When I first looked into e-book publishing, I found a number of people selling books that promised to make you a successful self-published writer. But upon deeper examination, they all turned out to be a kit containing one e-book covering how to become a self-published writer. All you had to do was insert your own name as the author, and turn around and resell the kit to other people.

It said nothing about the process of writing, editing, re-writing, re-editing, and finally submitting your work to either an agent or a publisher.

And that’s exactly what the Pinterest pins seem to be doing: telling you how to spend your money on a kit, then reselling it under your own name.

Advice vs. Advertising

Please don’t misunderstand me: advice is often warranted. I look for it myself when I’m stumped by a particular problem. But useful advice is different than advertising. You have to have an actual product before you start selling it.

In a way, it reminds me of the early days of micro-computing and the concept of vaporware; software that was advertised heavily in computer magazines and advance orders taken. If the ads generated enough interest to make the product viable, then—and only then—was work begun on actually creating the software. If not, any advance orders were refunded with a technobabble line of bull-crap meant to explain the failure of the program.
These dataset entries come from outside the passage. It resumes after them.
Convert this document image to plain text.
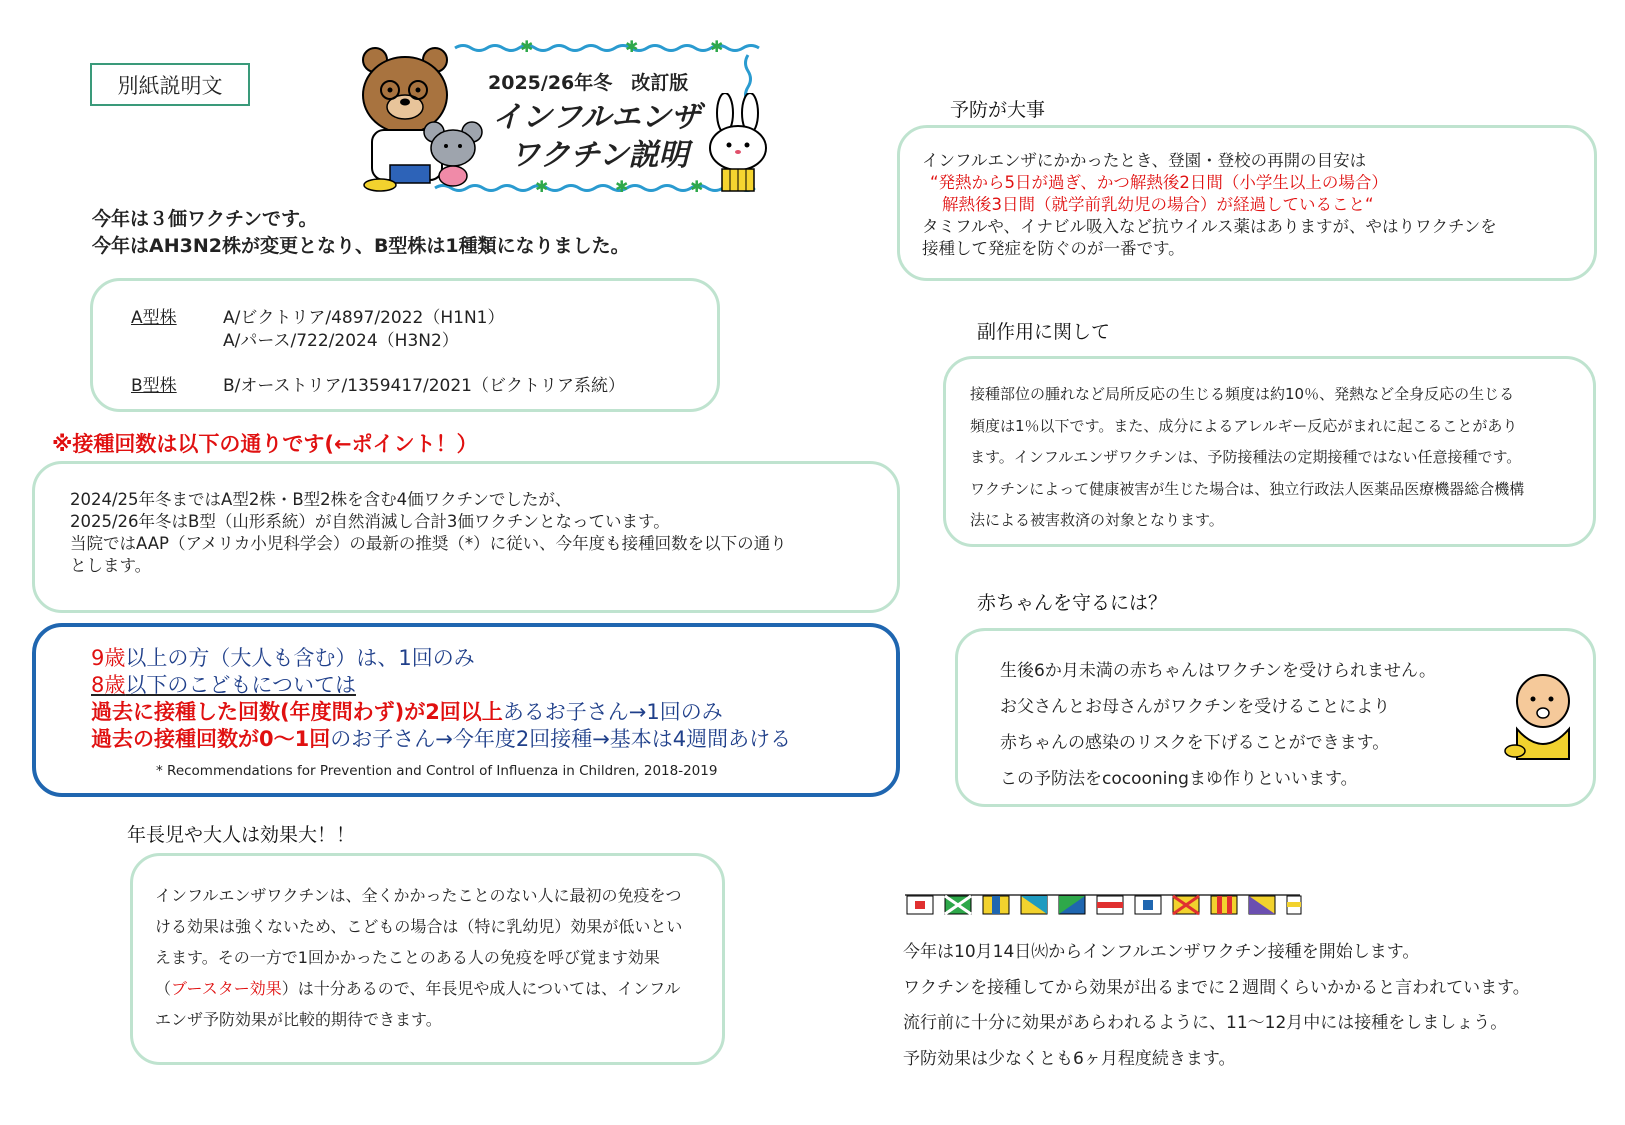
別紙説明文
✱	✱	✱
✱	✱	✱
2025/26年冬　改訂版
インフルエンザ
ワクチン説明
今年は３価ワクチンです。
今年はAH3N2株が変更となり、B型株は1種類になりました。
A型株	A/ビクトリア/4897/2022（H1N1）
A/パース/722/2024（H3N2）
B型株	B/オーストリア/1359417/2021（ビクトリア系統）
※接種回数は以下の通りです(←ポイント！）
2024/25年冬まではA型2株・B型2株を含む4価ワクチンでしたが、
2025/26年冬はB型（山形系統）が自然消滅し合計3価ワクチンとなっています。
当院ではAAP（アメリカ小児科学会）の最新の推奨（*）に従い、今年度も接種回数を以下の通り
とします。
9歳以上の方（大人も含む）は、1回のみ
8歳以下のこどもについては
過去に接種した回数(年度問わず)が2回以上あるお子さん→1回のみ
過去の接種回数が0～1回のお子さん→今年度2回接種→基本は4週間あける
* Recommendations for Prevention and Control of Influenza in Children, 2018-2019
年長児や大人は効果大！！
インフルエンザワクチンは、全くかかったことのない人に最初の免疫をつ
ける効果は強くないため、こどもの場合は（特に乳幼児）効果が低いとい
えます。その一方で1回かかったことのある人の免疫を呼び覚ます効果
（ブースター効果）は十分あるので、年長児や成人については、インフル
エンザ予防効果が比較的期待できます。
予防が大事
インフルエンザにかかったとき、登園・登校の再開の目安は
“発熱から5日が過ぎ、かつ解熱後2日間（小学生以上の場合）
解熱後3日間（就学前乳幼児の場合）が経過していること“
タミフルや、イナビル吸入など抗ウイルス薬はありますが、やはりワクチンを
接種して発症を防ぐのが一番です。
副作用に関して
接種部位の腫れなど局所反応の生じる頻度は約10％、発熱など全身反応の生じる
頻度は1％以下です。また、成分によるアレルギー反応がまれに起こることがあり
ます。インフルエンザワクチンは、予防接種法の定期接種ではない任意接種です。
ワクチンによって健康被害が生じた場合は、独立行政法人医薬品医療機器総合機構
法による被害救済の対象となります。
赤ちゃんを守るには？
生後6か月未満の赤ちゃんはワクチンを受けられません。
お父さんとお母さんがワクチンを受けることにより
赤ちゃんの感染のリスクを下げることができます。
この予防法をcocooningまゆ作りといいます。
今年は10月14日㈫からインフルエンザワクチン接種を開始します。
ワクチンを接種してから効果が出るまでに２週間くらいかかると言われています。
流行前に十分に効果があらわれるように、11～12月中には接種をしましょう。
予防効果は少なくとも6ヶ月程度続きます。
A Guaranteed Formula For Success

The best formula for guaranteeing your success as a blogger is realizing that there isn’t any guaranteed formula for success as a blogger.

As was once famously said of Shoeless Joe Jackson,

If you build it, he will come.

So start your blog. Check out the tools available to help you. Find the best platform for your specific needs. For example, I chose WordPress. And then write. Write every day. Write even when you have nothing to say. Even if you don’t publish it, you should still write every day until it becomes a habit. Write for a specific audience, if that’s what you want to do.
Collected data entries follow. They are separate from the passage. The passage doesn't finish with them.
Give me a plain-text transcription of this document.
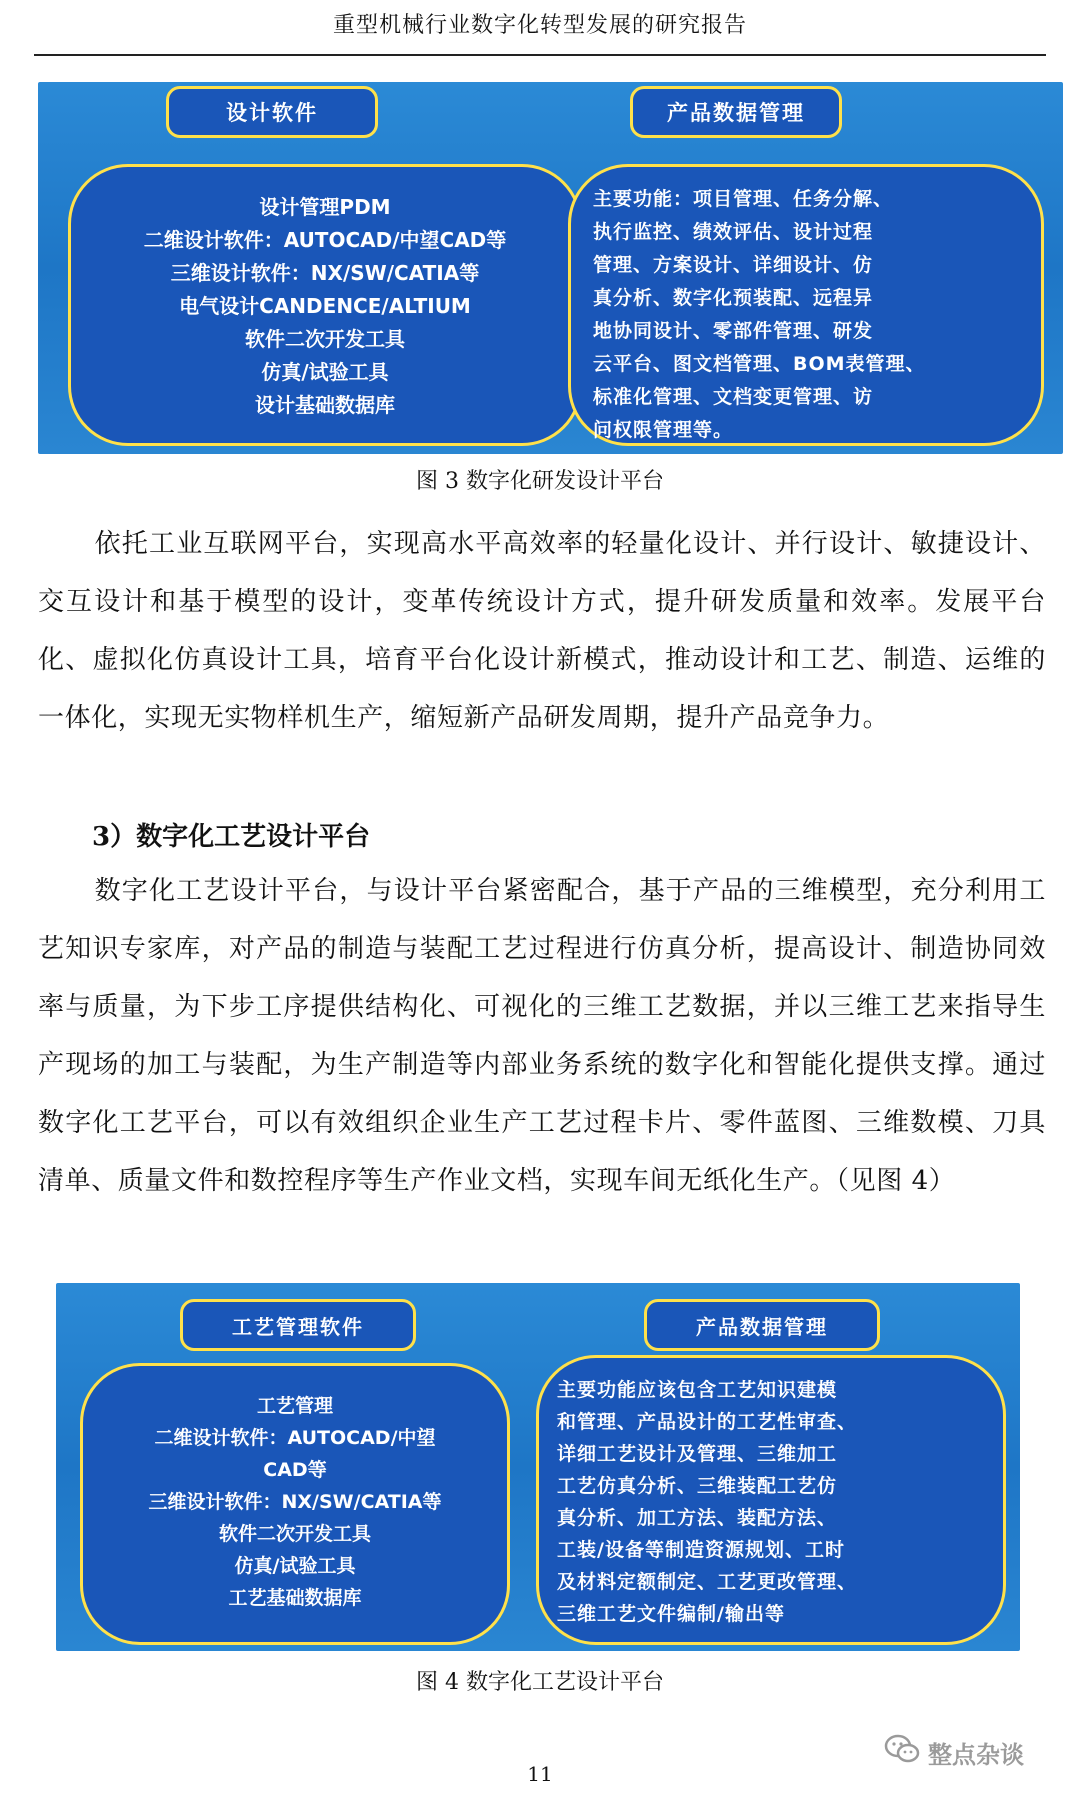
重型机械行业数字化转型发展的研究报告
设计软件	产品数据管理
设计管理PDM
二维设计软件：AUTOCAD/中望CAD等
三维设计软件：NX/SW/CATIA等
电气设计CANDENCE/ALTIUM
软件二次开发工具
仿真/试验工具
设计基础数据库
主要功能：项目管理、任务分解、
执行监控、绩效评估、设计过程
管理、方案设计、详细设计、仿
真分析、数字化预装配、远程异
地协同设计、零部件管理、研发
云平台、图文档管理、BOM表管理、
标准化管理、文档变更管理、访
问权限管理等。
图 3 数字化研发设计平台
依托工业互联网平台，实现高水平高效率的轻量化设计、并行设计、敏捷设计、交互设计和基于模型的设计，变革传统设计方式，提升研发质量和效率。发展平台化、虚拟化仿真设计工具，培育平台化设计新模式，推动设计和工艺、制造、运维的一体化，实现无实物样机生产，缩短新产品研发周期，提升产品竞争力。
3）数字化工艺设计平台
数字化工艺设计平台，与设计平台紧密配合，基于产品的三维模型，充分利用工艺知识专家库，对产品的制造与装配工艺过程进行仿真分析，提高设计、制造协同效率与质量，为下步工序提供结构化、可视化的三维工艺数据，并以三维工艺来指导生产现场的加工与装配，为生产制造等内部业务系统的数字化和智能化提供支撑。通过数字化工艺平台，可以有效组织企业生产工艺过程卡片、零件蓝图、三维数模、刀具清单、质量文件和数控程序等生产作业文档，实现车间无纸化生产。（见图 4）
工艺管理软件	产品数据管理
工艺管理
二维设计软件：AUTOCAD/中望
CAD等
三维设计软件：NX/SW/CATIA等
软件二次开发工具
仿真/试验工具
工艺基础数据库
主要功能应该包含工艺知识建模
和管理、产品设计的工艺性审查、
详细工艺设计及管理、三维加工
工艺仿真分析、三维装配工艺仿
真分析、加工方法、装配方法、
工装/设备等制造资源规划、工时
及材料定额制定、工艺更改管理、
三维工艺文件编制/输出等
图 4 数字化工艺设计平台
11
整点杂谈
Or be like me: I just write about whatever comes to mind when I sit down at my laptop. (Well, okay—it’s usually my mobile phone.) Once I’m done, that’s when I decide my target audience and publish it to the appropriate blog. Yes, I have several blogs, depending on my mood and my intended audience.

Writing For Medium

Medium is different. There, I have only one audience I aim for: other writers. People who are serious about their own writing. Or at least serious enough to share it with a critical audience. (In this context, I define “critical” as:

Expressing or involving an analysis of the merits and faults of a work of literature, music, or art.
"she never won the critical acclaim she sought"
synonyms: evaluative, analytical, interpretative, expository, explanatory

"a critical essay"
(of a published literary or musical text) incorporating a detailed and scholarly analysis and commentary.

"a critical edition of a Bach sonata"
involving the objective analysis and evaluation of an issue in order to form a judgement.

"professors often find it difficult to encourage critical thinking in their students"

When I publish on Medium, I know I’m opening myself up to criticism. But that’s what I’m looking for, what I’m hoping for. What do other writers—many of them professionals, and many of them far better writers than I am—think of what I have to say” of how I say it? How can I improve?

Because ultimately, that’s what it comes to in the end for me: I want to improve. I want to get better. Not for any possible fame or fortune, but simply to become the very best me I can become.